What other optimizations are possible?
Before implementing caching, here is a non-exhaustive checklist to run through:
- Do you understand every execution plan of every query? If you don’t, set long_query_time=0 and use mk-query-digest to capture queries. Run them through MySQL’s EXPLAIN command.
- Do your queries SELECT *, only to use subset of columns? Or do you extract many rows, only to use a subset? If so, you are extracting too much data, and (potentially) limiting further optimizations like covering indexes.
- Do you have information about how many queries were required to generate each page?
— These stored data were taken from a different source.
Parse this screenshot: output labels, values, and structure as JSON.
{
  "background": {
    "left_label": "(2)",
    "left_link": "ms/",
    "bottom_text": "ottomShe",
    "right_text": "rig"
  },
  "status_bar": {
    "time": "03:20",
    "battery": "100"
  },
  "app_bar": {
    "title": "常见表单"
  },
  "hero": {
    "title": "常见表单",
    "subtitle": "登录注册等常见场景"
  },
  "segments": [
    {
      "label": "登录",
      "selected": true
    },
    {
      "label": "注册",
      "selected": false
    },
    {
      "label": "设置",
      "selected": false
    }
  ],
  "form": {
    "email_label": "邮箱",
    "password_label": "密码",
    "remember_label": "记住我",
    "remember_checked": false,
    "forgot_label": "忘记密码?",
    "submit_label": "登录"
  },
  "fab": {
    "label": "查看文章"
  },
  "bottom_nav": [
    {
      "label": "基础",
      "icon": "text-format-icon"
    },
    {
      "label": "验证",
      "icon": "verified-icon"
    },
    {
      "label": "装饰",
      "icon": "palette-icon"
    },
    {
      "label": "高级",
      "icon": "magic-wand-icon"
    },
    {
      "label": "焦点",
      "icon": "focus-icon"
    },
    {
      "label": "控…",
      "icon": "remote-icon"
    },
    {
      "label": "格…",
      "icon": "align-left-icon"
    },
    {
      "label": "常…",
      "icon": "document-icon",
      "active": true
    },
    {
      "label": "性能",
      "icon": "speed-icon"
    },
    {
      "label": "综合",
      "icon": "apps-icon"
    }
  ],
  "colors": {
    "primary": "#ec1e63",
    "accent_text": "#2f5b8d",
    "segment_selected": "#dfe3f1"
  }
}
Or more specifically do you know that each one of those queries is required, and that none of those queries could potentially be eliminated or merged?
I believe this post can be summed up as “Optimization rarely decreases complexity. Avoid adding complexity by only optimizing what is necessary to meet your goals.” – a quote from Justin’s slides on instrumentation-for-php. In terms of future-proofing design, many applications are better off keeping it simple and (at least initially) refusing the temptation to try and solve some problems “like the big guys do”.